Читаем A Cold Day in Hell: The Dull Knife Battle, 1876 полностью

Sure enough, it wasn’t long before a pair of half-naked Cheyenne warriors emerged from behind the rocks not more than fifty paces away, carrying no weapons to speak of. Instead, the two held buffalo skulls high over their heads as they advanced on the soldier lines, chanting, singing, crying out their medicine songs in discordant notes as the soldiers tried their best to drop the two.

Daring to get as close as twenty paces from the white man’s position, the pair split apart, one wheeling left, the other right, both riders moving parallel to the side of the bluff where the soldiers continued to curse and reload and fire again and again at the two daring horsemen. Then the pair turned around slowly, moving back to rejoin one another and eventually retreating toward the knoll where the Cheyenne hung on with stoic desperation.

“Looks like we’ve just been cursed by them two, don’t you think, Frank?” Bat asked.

“Wouldn’t put it past ’em,” Grouard replied. “Not one bit.”

“Wait a minute!” Donegan cried. “Curse? What sort of curse you figure they put on us?”

“Don’t know Cheyenne very good,” Pourier said, shaking his head.

“Too far to hear good anyway,” Grouard added.

Then Big Bat continued, “Way I seen Injuns do before—them two likely prayed for their spirits to take away our homes and families from us. Same as we done to them.”

The duty of an Old-Man Chief was to protect his people, at all costs.

So Little Wolf would have stood against the soldiers and their Indian scouts alone if he’d had to. But that cold day other brave men had chosen to stand at his shoulder against the enemy. Together they suffered. But together they held back those who had come to harm their families hiding in the narrow ravine.

Were it not for the rifles and cartridges they had captured from the soldiers at the Little Sheep River,* Little Wolf’s courageous band likely would have been crushed. Instead, time and again they humiliated the soldiers and their scouts with their daring—fighting out in the open against the enemy, who took cover behind every tree and rock, bush and boulder. With every advance attempted by the enemy, Little Wolf and his men drove back those who would make war on women and children.

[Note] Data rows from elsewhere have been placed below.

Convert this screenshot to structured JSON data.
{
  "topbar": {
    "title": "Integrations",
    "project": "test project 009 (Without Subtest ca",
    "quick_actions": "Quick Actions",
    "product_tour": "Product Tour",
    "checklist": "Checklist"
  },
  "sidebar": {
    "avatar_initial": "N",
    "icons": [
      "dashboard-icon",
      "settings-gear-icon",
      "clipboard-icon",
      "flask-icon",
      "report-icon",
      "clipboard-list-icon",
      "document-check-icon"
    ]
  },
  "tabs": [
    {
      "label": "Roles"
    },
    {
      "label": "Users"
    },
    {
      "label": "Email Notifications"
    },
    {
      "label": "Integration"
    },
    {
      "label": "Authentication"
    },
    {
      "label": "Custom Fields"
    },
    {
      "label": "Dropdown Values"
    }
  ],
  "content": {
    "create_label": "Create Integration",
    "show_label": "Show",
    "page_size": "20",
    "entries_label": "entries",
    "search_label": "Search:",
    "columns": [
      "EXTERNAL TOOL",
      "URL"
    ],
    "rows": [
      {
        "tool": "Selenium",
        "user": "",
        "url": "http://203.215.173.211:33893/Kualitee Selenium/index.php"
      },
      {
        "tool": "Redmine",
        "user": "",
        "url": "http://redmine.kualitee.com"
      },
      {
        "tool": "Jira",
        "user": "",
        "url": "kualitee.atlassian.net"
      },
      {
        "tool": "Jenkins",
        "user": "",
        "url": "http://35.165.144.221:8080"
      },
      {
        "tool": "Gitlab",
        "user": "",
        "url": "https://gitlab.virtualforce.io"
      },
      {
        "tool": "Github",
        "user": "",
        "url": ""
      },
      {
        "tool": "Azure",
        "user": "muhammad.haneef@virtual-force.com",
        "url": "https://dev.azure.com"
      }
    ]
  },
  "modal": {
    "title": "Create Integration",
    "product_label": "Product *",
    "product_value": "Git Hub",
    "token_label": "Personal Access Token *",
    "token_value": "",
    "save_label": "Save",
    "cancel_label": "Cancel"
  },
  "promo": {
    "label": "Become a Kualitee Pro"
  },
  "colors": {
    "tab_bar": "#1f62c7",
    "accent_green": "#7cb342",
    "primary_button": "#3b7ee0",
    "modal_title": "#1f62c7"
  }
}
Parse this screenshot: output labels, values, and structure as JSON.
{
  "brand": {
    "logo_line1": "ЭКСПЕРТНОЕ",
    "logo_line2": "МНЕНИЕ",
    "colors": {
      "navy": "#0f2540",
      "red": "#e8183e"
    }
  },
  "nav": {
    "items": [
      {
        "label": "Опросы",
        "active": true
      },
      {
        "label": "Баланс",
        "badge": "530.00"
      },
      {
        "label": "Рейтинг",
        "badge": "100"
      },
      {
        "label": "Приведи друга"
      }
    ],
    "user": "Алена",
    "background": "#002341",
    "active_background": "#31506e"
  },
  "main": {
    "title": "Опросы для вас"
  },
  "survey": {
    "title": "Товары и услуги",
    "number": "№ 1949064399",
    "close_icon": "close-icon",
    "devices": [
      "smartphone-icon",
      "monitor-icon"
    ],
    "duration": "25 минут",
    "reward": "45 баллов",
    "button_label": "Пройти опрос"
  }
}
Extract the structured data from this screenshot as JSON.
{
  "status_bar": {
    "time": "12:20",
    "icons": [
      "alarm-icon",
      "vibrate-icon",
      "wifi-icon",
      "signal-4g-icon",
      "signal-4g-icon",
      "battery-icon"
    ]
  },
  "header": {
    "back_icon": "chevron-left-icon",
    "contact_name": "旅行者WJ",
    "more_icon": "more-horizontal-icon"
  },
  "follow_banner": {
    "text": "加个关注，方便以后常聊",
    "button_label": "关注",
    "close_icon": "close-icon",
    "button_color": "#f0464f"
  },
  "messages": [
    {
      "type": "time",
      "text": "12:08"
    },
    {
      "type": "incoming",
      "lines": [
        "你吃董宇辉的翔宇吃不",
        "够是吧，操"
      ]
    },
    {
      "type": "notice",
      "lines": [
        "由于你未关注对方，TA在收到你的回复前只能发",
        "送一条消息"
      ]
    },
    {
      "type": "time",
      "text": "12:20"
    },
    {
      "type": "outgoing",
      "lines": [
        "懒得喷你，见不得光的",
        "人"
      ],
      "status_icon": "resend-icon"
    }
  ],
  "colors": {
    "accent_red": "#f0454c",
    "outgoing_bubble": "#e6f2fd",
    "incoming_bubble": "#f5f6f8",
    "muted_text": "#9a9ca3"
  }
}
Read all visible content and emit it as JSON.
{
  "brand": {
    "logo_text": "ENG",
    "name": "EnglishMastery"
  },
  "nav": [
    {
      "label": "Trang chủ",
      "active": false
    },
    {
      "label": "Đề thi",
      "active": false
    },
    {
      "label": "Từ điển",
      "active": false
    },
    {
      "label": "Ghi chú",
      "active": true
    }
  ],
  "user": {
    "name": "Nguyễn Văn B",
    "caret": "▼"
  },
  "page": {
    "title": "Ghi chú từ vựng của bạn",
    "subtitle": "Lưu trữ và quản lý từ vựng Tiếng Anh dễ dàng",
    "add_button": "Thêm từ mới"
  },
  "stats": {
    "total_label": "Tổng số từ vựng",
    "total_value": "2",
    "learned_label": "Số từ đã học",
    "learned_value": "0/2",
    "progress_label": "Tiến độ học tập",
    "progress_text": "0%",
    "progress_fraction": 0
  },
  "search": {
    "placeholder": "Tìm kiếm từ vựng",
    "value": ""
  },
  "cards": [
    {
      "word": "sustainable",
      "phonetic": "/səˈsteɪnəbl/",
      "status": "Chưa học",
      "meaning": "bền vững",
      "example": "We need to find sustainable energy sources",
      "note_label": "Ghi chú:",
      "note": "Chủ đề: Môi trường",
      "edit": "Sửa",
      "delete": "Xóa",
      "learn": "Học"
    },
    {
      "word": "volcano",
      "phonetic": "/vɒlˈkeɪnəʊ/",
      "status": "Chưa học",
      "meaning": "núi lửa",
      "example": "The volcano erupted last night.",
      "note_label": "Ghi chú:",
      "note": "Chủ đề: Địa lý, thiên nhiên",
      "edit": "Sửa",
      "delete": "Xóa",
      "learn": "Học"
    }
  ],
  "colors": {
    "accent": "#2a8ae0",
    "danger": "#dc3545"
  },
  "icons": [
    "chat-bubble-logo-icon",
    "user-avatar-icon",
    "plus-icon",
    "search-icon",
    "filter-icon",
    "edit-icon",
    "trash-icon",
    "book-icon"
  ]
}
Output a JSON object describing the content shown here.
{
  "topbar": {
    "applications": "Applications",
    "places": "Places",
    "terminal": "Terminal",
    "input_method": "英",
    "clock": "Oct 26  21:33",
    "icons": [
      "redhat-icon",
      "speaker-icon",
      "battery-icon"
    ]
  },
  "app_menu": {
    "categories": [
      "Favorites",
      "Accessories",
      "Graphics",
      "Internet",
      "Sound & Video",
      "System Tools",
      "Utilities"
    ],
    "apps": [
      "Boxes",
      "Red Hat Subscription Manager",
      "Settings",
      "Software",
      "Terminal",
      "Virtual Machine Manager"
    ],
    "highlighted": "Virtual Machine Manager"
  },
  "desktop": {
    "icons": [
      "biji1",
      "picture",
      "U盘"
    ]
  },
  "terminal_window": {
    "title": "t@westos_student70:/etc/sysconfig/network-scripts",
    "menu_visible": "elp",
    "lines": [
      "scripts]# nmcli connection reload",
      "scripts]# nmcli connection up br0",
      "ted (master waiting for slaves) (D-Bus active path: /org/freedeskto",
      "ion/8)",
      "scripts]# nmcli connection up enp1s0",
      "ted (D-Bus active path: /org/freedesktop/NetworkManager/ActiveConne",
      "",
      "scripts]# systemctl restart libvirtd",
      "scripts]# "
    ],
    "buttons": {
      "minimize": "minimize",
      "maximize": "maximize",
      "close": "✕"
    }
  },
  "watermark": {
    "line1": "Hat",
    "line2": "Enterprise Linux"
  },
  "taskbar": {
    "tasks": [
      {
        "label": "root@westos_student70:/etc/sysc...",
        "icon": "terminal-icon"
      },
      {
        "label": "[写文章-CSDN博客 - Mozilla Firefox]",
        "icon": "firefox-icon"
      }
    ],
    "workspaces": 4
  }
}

Throughout that long morning, Bull Hump, one of Morning Star’s sons, remained beside with the Sweet Medicine Chief.

Also steadfast was Walking Whirlwind, Little Wolf’s own son-in-law … until the warrior was hit by a soldier bullet and never regained consciousness, dying at Little Wolf’s feet while the sun continued its climb to midsky.

High Bull—a hero of the fighting at the Little Sheep River, who had captured one of the pony-soldier chief’s roster books during that great fight—also died defending the mouth of the narrow canyon.

Burns Red in the Sun. Walking Calf. Hawk’s Visit. Four Sacred Spirits. Old Bull. Antelope. All gave their lives that morning, falling around their Sweet Medicine Chief like the brave men that they were. With the death of each old friend, Little Wolf’s eyes clouded all the more with tears—still, he shot straight that day, and not once did he cower from the fight despite the desperate odds against them.

Instead he fought and sang—reloading his rifle as he prayed. Each time he asked for the Everywhere Spirit to make every one of his bullets find a target, asked Ma-heo-o to use Little Wolf’s simple body to save the helpless ones he had vowed to protect.

Nearly every one of those who were not killed at the ravine mouth that terrible morning were wounded. Scabby, one of Little Wolf’s old friends from the Southern Country, fell as several bullets pierced his body, and he had to be dragged back to where the women could care for him. So too was Curly wounded. Bald-Faced Bull, although he was hit with three bullets, continued to fight as long as he could hold a rifle. Buffalo Chief was hit twice, and—although he spat up blood from his chest wound—refused to retreat as long as his eyes could see and he could point his gun at the enemy.

Two Bulls and White Frog were both wounded more than twice. Wooden Nose was shot through the neck and could not speak, for his throat filled up with blood—yet all three remained steadfast with their Sweet Medicine Chief.

Among their numbers only Charging Bear and Tall Sioux were not wounded in that desperate struggle at the mouth of the ravine as the shadows shifted and the sun crawled relentlessly toward midsky.

When the last of the women and old ones had clawed and scrambled their way to the breastworks, and their village was deserted of all but the dead, the wounded Little Wolf finally turned to his comrades.

“We can go now. Up the canyon to the ridge where our families wait.”

“They have our village!” Bull Hump protested, his face smeared with blood and tears.